O escritor de 22 anos é formado em Sociologia. Igreja da Vila é o seu quinto livro. “Foi muito interessante escrever esse livro, casou bem com o momento político brasileiro. Falo sobre a influência religiosa na política”, conta o autor. “Não apenas a influência religiosa histórica na construção do Estado brasileiro, mas também na história recente, principalmente após a Constituinte, nos grupos evangélicos pentecostais”, conta.

“O livro não se passa no Brasil”, avisa Fabiano. “É um ambiente fictício construído. Mas esses retratos brasileiros, tanto da sociedade quanto da organização política, também estão presentes no enredo”, diz. O autor aborda não apenas a questão da igreja evangélica, mas também escreve sobre a católica. “Tenho a intenção de mostrar não apenas os bastidores, mas como acontece essa luta política, essa luta religiosa que se tornou política”, especifica.

No livro, a Vila São José de Assunção, onde se passa a história, foi construída pelas mãos de um padre, que estabeleceu o vilarejo ao redor da paróquia. “Todo o poder, familiar e político, dessa vila se direciona para a paróquia. Existe uma família ligada à igreja que domina os negócios. Com a morte de um de seus principais nomes, acontece um vácuo, que é aproveitado pelos interesses da igreja pentecostal”, afirma.

“O livro fala sobre esse processo, como se trabalha politicamente para conseguir atingir o poder religioso católico da vila e construir um poder evangélico”, diz. “Desenvolvo a trama com um trabalho narrativo. O final mostra uma transformação desse poder, que troca de grupo. O interessante é a percepção do enredo sobre como isso acontece, ao longo do tempo”, diz.

Victhor Fabiano conta que começou a escrever o livro Igreja da Vila em 2017. “Já estava sendo escrito bem antes da eleição e dos burburinhos sobre os candidatos”, lembra. “No mundo real, percebemos às vezes movimentações tão absurdas, que tentamos encaixá-las na ficção. Se não for feito com muito cuidado e com muita habilidade, o texto ficcional pode parecer forçado, mesmo que no mundo concreto aquele acontecimento ocorra”, avalia o autor.

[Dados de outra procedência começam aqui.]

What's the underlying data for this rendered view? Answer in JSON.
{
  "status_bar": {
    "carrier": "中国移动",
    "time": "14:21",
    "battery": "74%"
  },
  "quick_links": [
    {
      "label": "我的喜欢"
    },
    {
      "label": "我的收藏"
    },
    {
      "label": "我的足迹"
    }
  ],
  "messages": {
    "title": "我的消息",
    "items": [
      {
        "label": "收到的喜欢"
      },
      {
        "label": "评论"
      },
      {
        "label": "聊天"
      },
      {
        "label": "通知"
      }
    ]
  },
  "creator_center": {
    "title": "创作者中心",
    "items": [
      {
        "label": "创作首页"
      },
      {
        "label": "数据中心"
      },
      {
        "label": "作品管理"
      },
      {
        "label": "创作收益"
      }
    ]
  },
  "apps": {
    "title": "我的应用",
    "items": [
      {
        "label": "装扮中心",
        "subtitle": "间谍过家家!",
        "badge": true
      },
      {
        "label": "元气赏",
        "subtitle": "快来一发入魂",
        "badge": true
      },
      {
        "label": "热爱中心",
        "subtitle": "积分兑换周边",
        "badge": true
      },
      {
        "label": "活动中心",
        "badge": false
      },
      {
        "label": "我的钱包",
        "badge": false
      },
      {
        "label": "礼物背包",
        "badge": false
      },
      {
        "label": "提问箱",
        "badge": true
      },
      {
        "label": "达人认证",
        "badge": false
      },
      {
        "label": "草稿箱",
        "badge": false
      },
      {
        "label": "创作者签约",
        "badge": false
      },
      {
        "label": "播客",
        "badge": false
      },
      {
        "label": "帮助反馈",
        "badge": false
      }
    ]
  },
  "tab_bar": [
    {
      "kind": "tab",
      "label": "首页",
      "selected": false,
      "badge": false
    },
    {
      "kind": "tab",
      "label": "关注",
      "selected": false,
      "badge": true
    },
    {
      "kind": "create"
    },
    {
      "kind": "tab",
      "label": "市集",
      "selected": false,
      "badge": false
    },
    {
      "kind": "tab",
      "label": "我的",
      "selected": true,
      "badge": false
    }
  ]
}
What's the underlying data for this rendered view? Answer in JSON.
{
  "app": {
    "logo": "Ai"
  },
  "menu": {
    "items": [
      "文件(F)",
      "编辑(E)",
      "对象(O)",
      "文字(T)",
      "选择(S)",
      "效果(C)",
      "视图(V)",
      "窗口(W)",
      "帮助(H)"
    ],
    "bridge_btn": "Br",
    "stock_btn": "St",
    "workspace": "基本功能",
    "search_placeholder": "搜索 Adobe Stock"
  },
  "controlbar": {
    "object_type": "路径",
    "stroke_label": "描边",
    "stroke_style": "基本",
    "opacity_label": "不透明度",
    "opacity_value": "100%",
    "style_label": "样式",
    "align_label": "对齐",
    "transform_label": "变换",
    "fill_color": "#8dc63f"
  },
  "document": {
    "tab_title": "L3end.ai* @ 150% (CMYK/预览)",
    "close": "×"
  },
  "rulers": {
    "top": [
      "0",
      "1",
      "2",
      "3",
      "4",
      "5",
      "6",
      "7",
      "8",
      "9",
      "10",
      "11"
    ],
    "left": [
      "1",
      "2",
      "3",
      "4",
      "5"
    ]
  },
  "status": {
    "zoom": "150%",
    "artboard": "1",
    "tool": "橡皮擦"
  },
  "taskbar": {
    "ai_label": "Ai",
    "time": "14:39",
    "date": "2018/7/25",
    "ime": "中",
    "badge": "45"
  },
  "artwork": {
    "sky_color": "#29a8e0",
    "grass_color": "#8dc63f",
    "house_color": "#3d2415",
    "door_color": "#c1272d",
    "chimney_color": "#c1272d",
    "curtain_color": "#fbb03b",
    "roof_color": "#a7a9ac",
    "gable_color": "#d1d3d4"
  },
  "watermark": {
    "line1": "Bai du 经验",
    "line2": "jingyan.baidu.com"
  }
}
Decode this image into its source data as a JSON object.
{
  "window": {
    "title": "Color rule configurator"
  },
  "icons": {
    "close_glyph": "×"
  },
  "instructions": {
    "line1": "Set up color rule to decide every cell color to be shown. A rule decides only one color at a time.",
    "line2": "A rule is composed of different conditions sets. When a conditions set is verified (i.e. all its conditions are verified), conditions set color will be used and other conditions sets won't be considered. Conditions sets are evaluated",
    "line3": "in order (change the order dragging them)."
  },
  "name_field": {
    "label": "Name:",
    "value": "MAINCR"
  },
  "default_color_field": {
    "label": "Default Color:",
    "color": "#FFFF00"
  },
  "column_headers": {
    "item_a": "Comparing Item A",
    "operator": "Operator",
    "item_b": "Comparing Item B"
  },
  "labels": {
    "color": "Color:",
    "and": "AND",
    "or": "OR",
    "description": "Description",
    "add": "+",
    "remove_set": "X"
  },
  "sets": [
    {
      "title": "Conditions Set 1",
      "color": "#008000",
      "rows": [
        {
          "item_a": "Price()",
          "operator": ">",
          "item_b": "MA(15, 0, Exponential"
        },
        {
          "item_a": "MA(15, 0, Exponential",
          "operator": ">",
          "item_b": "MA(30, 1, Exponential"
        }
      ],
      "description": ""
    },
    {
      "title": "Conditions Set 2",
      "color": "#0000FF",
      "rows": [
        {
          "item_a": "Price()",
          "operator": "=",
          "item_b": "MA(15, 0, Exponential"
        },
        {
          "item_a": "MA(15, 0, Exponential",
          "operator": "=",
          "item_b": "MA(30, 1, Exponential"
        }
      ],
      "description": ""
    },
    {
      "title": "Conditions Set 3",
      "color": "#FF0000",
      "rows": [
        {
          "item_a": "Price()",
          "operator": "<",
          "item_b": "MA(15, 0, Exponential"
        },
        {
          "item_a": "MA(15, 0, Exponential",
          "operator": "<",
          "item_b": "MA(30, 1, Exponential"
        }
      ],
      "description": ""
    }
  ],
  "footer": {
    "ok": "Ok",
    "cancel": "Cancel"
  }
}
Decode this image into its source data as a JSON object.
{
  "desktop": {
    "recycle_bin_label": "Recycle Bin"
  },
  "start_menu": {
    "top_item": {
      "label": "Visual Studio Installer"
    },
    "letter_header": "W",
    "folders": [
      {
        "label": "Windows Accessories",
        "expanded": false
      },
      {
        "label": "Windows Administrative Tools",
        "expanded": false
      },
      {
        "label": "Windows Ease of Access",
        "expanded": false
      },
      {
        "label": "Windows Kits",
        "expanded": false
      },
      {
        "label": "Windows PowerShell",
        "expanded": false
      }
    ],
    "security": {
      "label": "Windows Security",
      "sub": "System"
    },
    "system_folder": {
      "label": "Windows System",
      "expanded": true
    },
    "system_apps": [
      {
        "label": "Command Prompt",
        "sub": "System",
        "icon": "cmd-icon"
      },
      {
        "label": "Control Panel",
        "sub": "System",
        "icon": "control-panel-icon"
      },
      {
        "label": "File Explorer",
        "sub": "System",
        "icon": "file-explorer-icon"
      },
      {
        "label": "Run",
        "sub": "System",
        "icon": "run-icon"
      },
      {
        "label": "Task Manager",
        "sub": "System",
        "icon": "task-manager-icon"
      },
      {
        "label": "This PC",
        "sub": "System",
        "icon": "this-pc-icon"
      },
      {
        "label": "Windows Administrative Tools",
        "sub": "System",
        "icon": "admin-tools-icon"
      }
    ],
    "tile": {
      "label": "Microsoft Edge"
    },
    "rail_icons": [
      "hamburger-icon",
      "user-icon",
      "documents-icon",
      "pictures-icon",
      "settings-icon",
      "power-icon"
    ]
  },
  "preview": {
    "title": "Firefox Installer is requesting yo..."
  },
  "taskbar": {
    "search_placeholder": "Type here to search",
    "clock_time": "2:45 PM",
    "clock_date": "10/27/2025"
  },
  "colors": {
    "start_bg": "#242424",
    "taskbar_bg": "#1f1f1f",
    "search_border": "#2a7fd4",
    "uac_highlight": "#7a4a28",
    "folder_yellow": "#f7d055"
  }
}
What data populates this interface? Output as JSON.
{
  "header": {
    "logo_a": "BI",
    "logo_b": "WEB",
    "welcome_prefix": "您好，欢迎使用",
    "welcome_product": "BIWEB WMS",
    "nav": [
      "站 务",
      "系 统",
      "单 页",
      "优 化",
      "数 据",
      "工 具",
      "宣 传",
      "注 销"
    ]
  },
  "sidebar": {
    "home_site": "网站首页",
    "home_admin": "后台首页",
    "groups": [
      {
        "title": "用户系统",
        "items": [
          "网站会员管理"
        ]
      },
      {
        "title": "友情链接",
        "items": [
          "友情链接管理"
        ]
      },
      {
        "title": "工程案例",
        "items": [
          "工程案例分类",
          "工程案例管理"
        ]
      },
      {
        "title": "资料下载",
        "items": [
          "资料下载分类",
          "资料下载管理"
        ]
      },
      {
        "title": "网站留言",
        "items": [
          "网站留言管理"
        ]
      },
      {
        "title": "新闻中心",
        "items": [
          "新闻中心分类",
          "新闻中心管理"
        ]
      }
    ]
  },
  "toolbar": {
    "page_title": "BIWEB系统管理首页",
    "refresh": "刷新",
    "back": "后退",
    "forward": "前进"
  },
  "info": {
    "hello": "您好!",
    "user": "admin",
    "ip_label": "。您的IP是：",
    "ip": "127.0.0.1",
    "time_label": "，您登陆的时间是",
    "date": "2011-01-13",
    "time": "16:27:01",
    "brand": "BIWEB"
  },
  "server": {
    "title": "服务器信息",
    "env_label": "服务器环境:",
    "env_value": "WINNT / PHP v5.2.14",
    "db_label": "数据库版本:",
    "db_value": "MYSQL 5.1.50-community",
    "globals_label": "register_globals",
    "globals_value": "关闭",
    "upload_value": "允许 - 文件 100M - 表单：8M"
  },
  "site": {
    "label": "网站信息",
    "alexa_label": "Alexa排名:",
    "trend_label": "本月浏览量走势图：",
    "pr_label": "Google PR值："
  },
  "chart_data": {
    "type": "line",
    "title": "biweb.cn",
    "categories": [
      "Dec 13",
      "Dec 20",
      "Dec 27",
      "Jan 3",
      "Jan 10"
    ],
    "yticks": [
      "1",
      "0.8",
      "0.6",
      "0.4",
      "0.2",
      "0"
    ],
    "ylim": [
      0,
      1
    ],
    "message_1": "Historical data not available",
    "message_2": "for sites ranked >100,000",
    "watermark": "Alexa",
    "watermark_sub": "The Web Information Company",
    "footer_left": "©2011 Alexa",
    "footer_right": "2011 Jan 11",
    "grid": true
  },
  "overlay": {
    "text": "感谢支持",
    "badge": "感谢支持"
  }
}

“A realidade é um combustível importante para a literatura. É esse combustível que eu tenho usado, desde o meu primeiro livro. O interesse pela política, não só na minha formação, como também na escrita, tem a intenção de mostrar para as pessoas que, pela literatura, a gente também consegue falar sobre os problemas da realidade e sobre os limites que o pensamento às vezes tem, em relação ao acesso ao conhecimento e à educação, que, infelizmente, ainda é muito comum no Brasil”, diz Fabiano.